Some were in tears, others had looks of shock on their faces. Police officers directed them to a nearby volunteer firehouse, where a chaplain offered counseling. Residents of the area responded with alarm.

"Get a handgun and protect yourself. This is like an extension of Baltimore City," said Mike Hulsee of Twelve Trees in Randallstown.

Jim Murray, 47, of Pikeswood Park Apartments goes to the bank every Monday at 2 p.m. to deposit his paycheck. Yesterday, he had parked his car at the nearby Exxon station when he took a moment to talk with the service station owner -- and if he hadn't, he would have been in the bank when the robbers arrived.

"God must have been looking over my shoulder," Mr. Murray said. Still visibly shaken, he describing bank employees as "the nicest people you'll ever want to meet." He had stopped to talk with Frank Der, owner of the Marriottsville Exxon, which is next to the bank.

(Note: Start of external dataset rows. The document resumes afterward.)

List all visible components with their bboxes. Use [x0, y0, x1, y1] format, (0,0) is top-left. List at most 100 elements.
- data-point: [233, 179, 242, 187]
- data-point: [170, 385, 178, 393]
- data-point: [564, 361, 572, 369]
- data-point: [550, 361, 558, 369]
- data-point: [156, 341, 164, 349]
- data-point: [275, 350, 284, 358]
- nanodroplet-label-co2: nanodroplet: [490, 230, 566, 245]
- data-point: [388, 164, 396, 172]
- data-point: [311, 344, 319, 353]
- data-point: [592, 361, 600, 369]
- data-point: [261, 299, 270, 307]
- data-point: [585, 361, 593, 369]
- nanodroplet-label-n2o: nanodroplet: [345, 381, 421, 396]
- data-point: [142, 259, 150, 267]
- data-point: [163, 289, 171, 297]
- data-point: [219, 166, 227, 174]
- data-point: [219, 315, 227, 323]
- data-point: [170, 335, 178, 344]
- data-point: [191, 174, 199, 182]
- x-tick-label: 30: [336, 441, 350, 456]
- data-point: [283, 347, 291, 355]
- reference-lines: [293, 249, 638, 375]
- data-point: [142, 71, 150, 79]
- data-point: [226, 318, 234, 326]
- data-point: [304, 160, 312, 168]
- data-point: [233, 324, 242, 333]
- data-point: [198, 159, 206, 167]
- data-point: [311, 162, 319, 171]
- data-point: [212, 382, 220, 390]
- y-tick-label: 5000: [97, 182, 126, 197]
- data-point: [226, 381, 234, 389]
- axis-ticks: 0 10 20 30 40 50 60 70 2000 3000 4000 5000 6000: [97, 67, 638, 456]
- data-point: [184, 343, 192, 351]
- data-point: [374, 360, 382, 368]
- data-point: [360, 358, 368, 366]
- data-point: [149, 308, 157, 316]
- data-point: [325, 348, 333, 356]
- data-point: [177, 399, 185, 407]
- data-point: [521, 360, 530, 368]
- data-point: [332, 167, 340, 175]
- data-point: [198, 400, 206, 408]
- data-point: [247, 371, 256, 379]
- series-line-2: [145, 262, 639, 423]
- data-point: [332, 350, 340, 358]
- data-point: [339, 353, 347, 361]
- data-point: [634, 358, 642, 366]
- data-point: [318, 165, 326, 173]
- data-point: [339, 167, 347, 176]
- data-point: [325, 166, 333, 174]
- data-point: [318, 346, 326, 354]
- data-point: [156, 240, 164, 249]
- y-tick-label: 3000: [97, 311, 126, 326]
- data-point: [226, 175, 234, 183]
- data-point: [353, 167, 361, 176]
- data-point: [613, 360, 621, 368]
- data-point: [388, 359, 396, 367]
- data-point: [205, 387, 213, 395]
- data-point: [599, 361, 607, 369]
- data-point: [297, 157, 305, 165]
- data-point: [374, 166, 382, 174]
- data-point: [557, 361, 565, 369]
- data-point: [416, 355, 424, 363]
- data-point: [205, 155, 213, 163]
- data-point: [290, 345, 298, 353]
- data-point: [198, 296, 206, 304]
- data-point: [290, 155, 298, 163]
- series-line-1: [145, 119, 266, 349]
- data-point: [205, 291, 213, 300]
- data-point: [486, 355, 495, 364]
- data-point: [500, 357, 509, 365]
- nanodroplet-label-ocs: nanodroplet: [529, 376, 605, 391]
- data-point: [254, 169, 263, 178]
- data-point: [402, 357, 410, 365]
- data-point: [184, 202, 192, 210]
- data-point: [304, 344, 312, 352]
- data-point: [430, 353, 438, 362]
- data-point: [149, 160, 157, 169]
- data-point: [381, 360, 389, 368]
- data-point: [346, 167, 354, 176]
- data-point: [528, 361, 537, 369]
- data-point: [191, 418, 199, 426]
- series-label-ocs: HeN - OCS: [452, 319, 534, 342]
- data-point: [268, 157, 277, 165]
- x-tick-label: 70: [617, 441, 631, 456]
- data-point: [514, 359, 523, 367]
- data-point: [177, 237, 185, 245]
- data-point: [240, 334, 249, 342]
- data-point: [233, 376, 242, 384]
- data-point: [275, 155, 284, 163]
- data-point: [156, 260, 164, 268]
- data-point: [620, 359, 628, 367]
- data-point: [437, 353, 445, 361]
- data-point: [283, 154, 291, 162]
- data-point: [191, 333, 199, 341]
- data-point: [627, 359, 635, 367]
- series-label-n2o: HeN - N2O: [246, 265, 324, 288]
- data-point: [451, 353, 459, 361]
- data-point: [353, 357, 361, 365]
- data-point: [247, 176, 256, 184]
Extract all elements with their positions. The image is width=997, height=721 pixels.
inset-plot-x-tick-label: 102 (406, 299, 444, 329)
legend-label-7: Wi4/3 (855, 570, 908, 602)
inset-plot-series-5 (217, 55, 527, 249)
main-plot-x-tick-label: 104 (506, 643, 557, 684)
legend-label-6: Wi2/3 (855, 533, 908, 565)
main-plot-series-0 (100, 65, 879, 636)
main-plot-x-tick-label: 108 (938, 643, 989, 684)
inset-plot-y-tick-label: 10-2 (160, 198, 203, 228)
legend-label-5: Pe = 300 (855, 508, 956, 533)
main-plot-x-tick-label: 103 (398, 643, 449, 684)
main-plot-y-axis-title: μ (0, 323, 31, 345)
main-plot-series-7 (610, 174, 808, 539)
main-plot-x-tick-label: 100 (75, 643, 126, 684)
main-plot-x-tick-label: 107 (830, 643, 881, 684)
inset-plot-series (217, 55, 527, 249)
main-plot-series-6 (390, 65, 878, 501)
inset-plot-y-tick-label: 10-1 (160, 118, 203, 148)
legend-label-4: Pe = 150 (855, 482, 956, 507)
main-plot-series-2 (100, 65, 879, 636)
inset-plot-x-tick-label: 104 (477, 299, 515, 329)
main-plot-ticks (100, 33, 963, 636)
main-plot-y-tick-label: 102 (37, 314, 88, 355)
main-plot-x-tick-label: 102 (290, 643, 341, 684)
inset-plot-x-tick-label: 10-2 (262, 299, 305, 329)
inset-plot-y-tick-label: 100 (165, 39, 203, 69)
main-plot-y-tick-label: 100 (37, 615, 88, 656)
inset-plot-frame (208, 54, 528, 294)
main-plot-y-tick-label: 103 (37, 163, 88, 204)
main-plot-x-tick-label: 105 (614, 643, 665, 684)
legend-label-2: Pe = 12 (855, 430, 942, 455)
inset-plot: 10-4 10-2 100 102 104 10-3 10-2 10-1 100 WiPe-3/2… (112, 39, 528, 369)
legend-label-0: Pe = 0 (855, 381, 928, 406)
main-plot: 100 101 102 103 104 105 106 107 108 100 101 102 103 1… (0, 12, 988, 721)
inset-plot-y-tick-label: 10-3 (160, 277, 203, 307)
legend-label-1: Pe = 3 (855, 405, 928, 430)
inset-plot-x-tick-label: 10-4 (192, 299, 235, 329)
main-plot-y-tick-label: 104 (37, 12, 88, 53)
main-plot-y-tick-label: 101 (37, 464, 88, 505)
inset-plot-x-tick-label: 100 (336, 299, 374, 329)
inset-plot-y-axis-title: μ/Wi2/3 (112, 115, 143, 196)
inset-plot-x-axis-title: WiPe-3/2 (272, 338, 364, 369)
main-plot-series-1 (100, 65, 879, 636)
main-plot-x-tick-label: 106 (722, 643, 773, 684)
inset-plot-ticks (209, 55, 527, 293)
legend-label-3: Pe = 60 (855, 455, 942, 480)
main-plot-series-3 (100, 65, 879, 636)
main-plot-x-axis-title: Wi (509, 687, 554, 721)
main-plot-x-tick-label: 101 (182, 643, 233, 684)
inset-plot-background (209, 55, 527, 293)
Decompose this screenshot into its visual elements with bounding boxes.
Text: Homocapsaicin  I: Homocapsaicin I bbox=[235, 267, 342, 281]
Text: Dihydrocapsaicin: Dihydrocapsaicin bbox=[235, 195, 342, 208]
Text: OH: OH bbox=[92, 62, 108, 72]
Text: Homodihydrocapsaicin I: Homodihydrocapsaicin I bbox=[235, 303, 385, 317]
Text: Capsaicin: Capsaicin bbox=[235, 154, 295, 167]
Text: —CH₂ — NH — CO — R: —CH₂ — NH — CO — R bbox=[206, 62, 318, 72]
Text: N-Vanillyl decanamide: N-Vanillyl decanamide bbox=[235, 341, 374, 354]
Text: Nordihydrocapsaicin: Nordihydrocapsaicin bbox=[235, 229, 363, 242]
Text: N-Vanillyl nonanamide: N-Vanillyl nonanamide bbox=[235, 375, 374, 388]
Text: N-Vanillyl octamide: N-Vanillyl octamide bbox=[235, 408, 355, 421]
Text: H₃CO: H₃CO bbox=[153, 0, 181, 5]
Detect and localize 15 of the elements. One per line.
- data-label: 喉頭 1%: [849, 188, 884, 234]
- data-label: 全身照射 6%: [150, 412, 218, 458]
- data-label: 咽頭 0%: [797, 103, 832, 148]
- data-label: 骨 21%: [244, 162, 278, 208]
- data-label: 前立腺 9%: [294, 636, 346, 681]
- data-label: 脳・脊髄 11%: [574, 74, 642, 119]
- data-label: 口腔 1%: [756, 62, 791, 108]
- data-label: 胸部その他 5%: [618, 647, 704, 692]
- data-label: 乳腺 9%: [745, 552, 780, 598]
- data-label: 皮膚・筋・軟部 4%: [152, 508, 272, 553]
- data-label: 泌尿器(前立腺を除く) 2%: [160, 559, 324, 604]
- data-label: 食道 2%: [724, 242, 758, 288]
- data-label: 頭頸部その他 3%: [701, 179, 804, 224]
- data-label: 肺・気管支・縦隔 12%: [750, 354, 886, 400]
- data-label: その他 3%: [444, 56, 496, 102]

Mr. Der, who also was familiar with the employees, said angrily, "If there was ever a reason to enforce the death penalty, this is it."

Ms. Langmead had two sons, ages 19 and 16, and she worked hard at her career so she could afford to put them through college, said a longtime neighbor, Joe Magee, 37.

Mr. Magee, who has known Ms. Langmead since moving to her neighborhood in 1957, said his neighbor had always been close with the boys, one of whom had just celebrated a birthday over the weekend.

"Her whole life was her family," he said. "She did everything for them."

She recently had been hired by the bank, a job Ms. Langmead worked very hard to obtain and train for, Mr. Magee said.

"It wasn't easy for her; she tried very hard to get that job," he said. "It's such a tragedy. Here was a person who tried to better her life, for herself and her family, and this is the ultimate reward for that kind of effort. It's awful."

The cold-bloodedness of the shootings angered even the paramedics and Fire Department technicians who worked on the victims and "were enraged by the senselessness of the shooting," said Thomas D. Mack Sr., a Baltimore County deputy chief.

"This is far different for them to deal with than victims of an auto accident or a fire," he said. "Those things can be explained. This can't."

About a dozen family members were taken under a police escort to the Shock Trauma Center. A number held hands as they were taken into a small office to be together while awaiting word from doctors.

One family member walked out of the small waiting room and, with a burst of anxiety, said, "I can't stand it to wait in here any more." An police officer offered her a cup of coffee, but she declined.

Edgar Mistler, another Twelve Trees resident, who watched the aftermath of the shooting yesterday, said violence has gotten out of hand along the Liberty Road area.

"I've had it. I'm moving. I've been talking to my wife about it and I'm serious, this is it," Mr. Mistler said. "Five years ago we didn't have anything. Then we started to have a couple of automobiles stolen. Now, crime is coming right on out the road."